TRENDS, fashions, zeitgeists? You name it, this correspondent has never really followed them. In fact, I reckon I’m so far out of the current trends, fashions and zeitgeists, I’m in danger of being lapped by trends, fashions and zeitgeists that were current a few trends, fashions and zeitgeists ago.

While the massed ranks continually hover about at the cutting edge and boast eye-wateringly sharp hair styles that look like they have been downloaded straight on to their heads from the internet, all the time jabbing at gadgets so technologically advanced they haven’t actually been invented yet, I prefer to entrench myself in a bygone era and wheeze and gasp away like Fred Dibnah scaling a factory chimney in Bolton.

In a typically roundabout way that has become a humdrum hallmark of the Tuesday column, that Dibnah-inspired reference to getting a foot on the ladder is particularly apt at this time of the month as golf’s dedicated followers of potential fame and fortune attempt to clamber towards the giddy heights of the European Tour on the perilous rungs of the qualifying school.

Already, a handful of Scots, including the amateur duo of Liam Johnston and Craig Howie, have successfully negotiated stage one of this prolonged process having emerged unscathed from the 72-hole shoot-out at the Roxburghe last Friday.

All they need to do now is get through a four-round second stage and a 108-hole final and Bob’s your Aunt’s live-in lover. There are plenty more Scots in action this week, too, at Stoke-by-Nayland and over at the Austrian venue of Schloss Ebriechsdorf, which sounds like a Eurovision Song contestant from 1974.

A few years ago in the US, the top brass at the PGA Tour decided, essentially, to bin their own three-stage q-school, a series which had offered a direct route to the main circuit since 1965. The developmental Web.com Tour became the primary path, while a lesser qualifying school continues to be held, but only offering cards for the second-tier circuit.

On this side of the pond, there have been loud calls for the European Tour to do the same and give the proven breeding ground of the Challenge Tour a similar status and relegate the role of the qualifying school.

Of course, the naysayers of the qualifying school argue that it doesn’t prepare new recruits for the rigours of tour life. A player can have one good week –or indeed three if they come through all three stages – and vault directly into the fearsome cut-and-thrust.

But then, that’s one of the most enchanting aspects of the whole process. There’s a kind of rags-to-riches element where a nobody can get the chance to become a somebody or a zero can become a hero.

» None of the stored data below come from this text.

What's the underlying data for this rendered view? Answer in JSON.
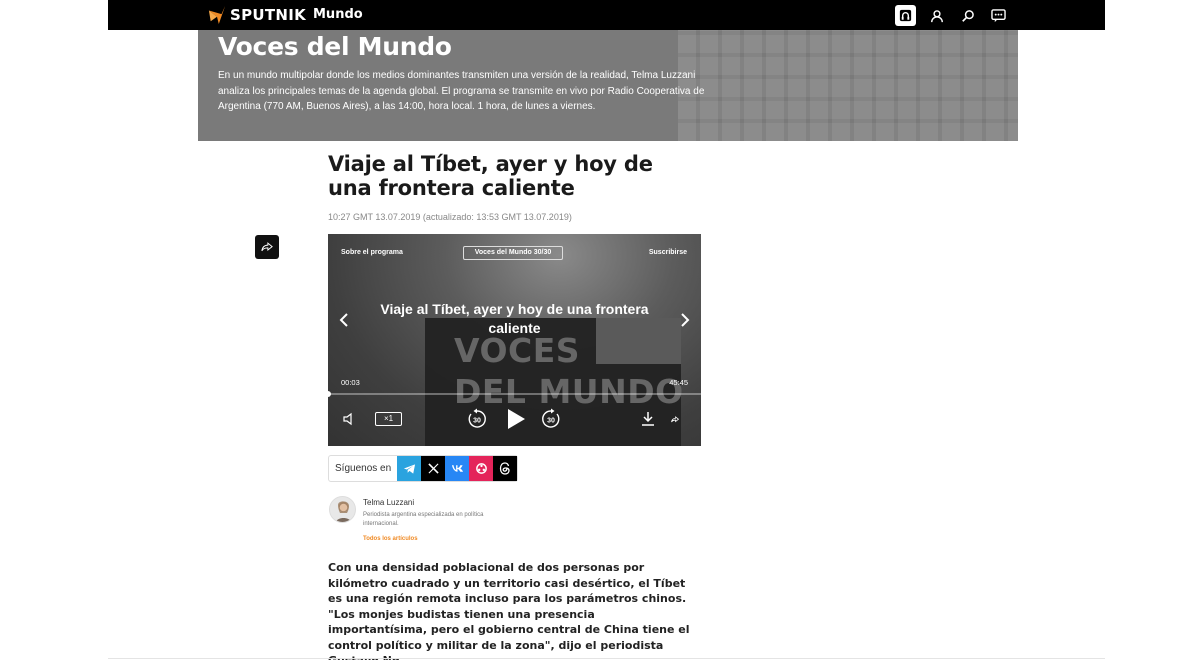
{
  "header": {
    "brand": "SPUTNIK",
    "section": "Mundo",
    "icons": [
      "radio-icon",
      "user-icon",
      "search-icon",
      "chat-icon"
    ]
  },
  "banner": {
    "title": "Voces del Mundo",
    "description": "En un mundo multipolar donde los medios dominantes transmiten una versión de la realidad, Telma Luzzani analiza los principales temas de la agenda global. El programa se transmite en vivo por Radio Cooperativa de Argentina (770 AM, Buenos Aires), a las 14:00, hora local. 1 hora, de lunes a viernes."
  },
  "article": {
    "headline": "Viaje al Tíbet, ayer y hoy de una frontera caliente",
    "dateline": "10:27 GMT 13.07.2019 (actualizado: 13:53 GMT 13.07.2019)",
    "body": "Con una densidad poblacional de dos personas por kilómetro cuadrado y un territorio casi desértico, el Tíbet es una región remota incluso para los parámetros chinos. \"Los monjes budistas tienen una presencia importantísima, pero el gobierno central de China tiene el control político y militar de la zona\", dijo el periodista Gustavo Ng."
  },
  "player": {
    "about_label": "Sobre el programa",
    "episode_label": "Voces del Mundo 30/30",
    "subscribe_label": "Suscribirse",
    "title": "Viaje al Tíbet, ayer y hoy de una frontera caliente",
    "brand_line1": "VOCES",
    "brand_line2": "DEL MUNDO",
    "current_time": "00:03",
    "total_time": "45:45",
    "progress": 0.001,
    "speed_label": "×1",
    "skip_back": "30",
    "skip_forward": "30"
  },
  "follow": {
    "label": "Síguenos en",
    "networks": [
      "telegram-icon",
      "x-icon",
      "vk-icon",
      "ok-icon",
      "threads-icon"
    ],
    "colors": {
      "telegram": "#2aa3df",
      "x": "#000000",
      "vk": "#2787f5",
      "ok": "#e4245a",
      "threads": "#000000"
    }
  },
  "author": {
    "name": "Telma Luzzani",
    "role": "Periodista argentina especializada en política internacional.",
    "all_articles": "Todos los artículos"
  },
  "colors": {
    "accent": "#f08a24",
    "topbar": "#000000"
  }
}
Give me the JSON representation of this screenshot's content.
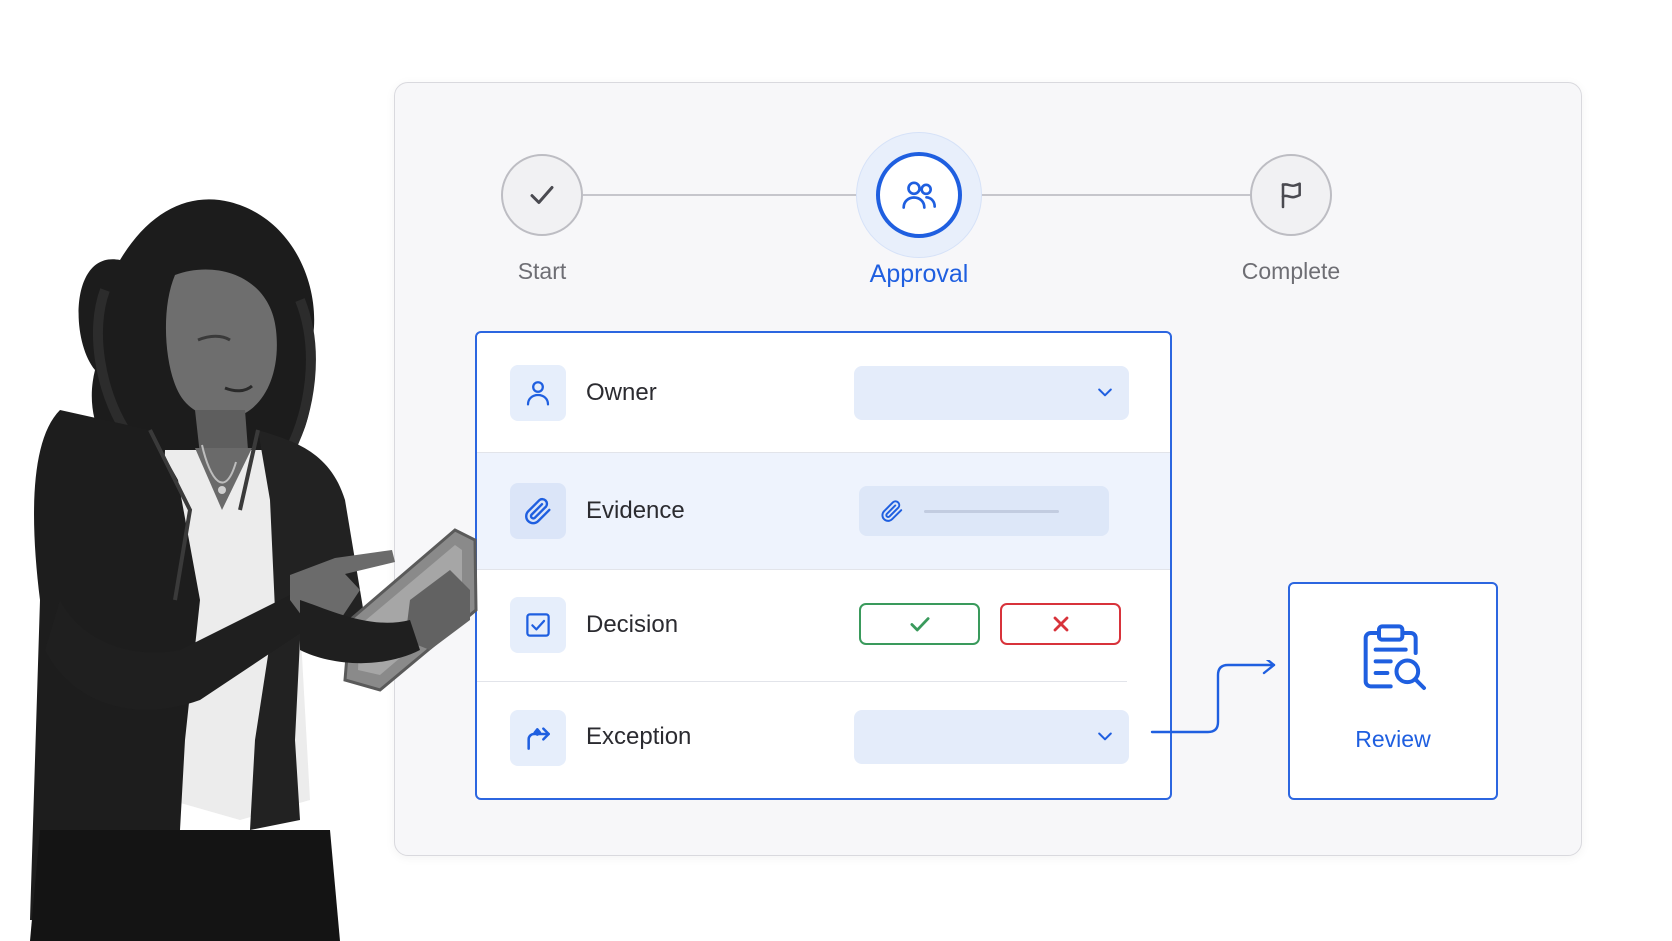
{
  "stepper": {
    "steps": [
      {
        "label": "Start",
        "state": "done",
        "icon": "check-icon"
      },
      {
        "label": "Approval",
        "state": "active",
        "icon": "users-icon"
      },
      {
        "label": "Complete",
        "state": "todo",
        "icon": "flag-icon"
      }
    ]
  },
  "form": {
    "rows": [
      {
        "label": "Owner",
        "icon": "user-icon",
        "control": "select",
        "value": ""
      },
      {
        "label": "Evidence",
        "icon": "paperclip-icon",
        "control": "file",
        "value": ""
      },
      {
        "label": "Decision",
        "icon": "checkbox-icon",
        "control": "approve-reject"
      },
      {
        "label": "Exception",
        "icon": "redirect-arrow-icon",
        "control": "select",
        "value": ""
      }
    ],
    "decision": {
      "approve_icon": "check-icon",
      "reject_icon": "x-icon"
    }
  },
  "review": {
    "label": "Review",
    "icon": "clipboard-search-icon"
  },
  "colors": {
    "accent": "#1f5fe0",
    "approve": "#3a9a5c",
    "reject": "#d8333b",
    "field_fill": "#e4ecfa"
  }
}
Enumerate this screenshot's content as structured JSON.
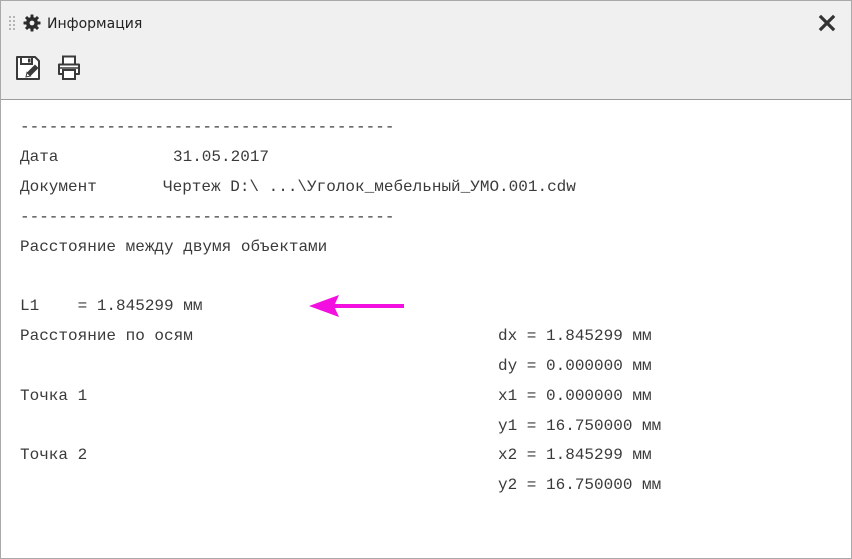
{
  "window": {
    "title": "Информация",
    "close_label": "X"
  },
  "toolbar": {
    "icons": [
      "save-icon",
      "print-icon"
    ]
  },
  "report": {
    "separator": "---------------------------------------",
    "date_label": "Дата",
    "date_value": "31.05.2017",
    "document_label": "Документ",
    "document_value": "Чертеж D:\\ ...\\Уголок_мебельный_УМО.001.cdw",
    "heading": "Расстояние между двумя объектами",
    "l1": "L1    = 1.845299 мм",
    "axes_label": "Расстояние по осям",
    "dx": "dx = 1.845299 мм",
    "dy": "dy = 0.000000 мм",
    "point1_label": "Точка 1",
    "x1": "x1 = 0.000000 мм",
    "y1": "y1 = 16.750000 мм",
    "point2_label": "Точка 2",
    "x2": "x2 = 1.845299 мм",
    "y2": "y2 = 16.750000 мм"
  },
  "annotation": {
    "arrow_color": "#f20fe0"
  }
}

Admittedly, a great number of those who fork out the £1500 or so entry fee have as much chance of getting a tour card as this scribbler has of winning the Nobel Peace Prize, but take away hope and opportunity and you take away much of what keeps driving players on.

Every player has ambitions, no matter how fanciful. The q-school is always a gamble but, then, it may just be worth it in this furiously fickle game where you’re constantly gambling on a week-to-week basis.

Critics of the qualifying examination will always say that the successful players at q-school get only modest offerings. They are down the pecking order rankings wise and are playing for a fraction of the money available on the European Tour as a whole.

That may be true to an extent but, in the ruthless, every-man-for-themselves world of professional sport where there is no right to success and certainly no room for a sense of entitlement, those who are good enough will seize the chance.

Last year’s qualifying school winner, Nathan Kimsey, has played 23 events so far this season, which would appear to be a decent enough crack of the whip, but the 24-year-old Englishman is struggling to keep his card. Nobody said it was easy. It’s a hard old business and every opportunity has to be grasped with both hands.

Getting on to the tour is tough enough. Staying at the top level is even harder. But, then, has that not always been the challenge of sport in the upper echelons?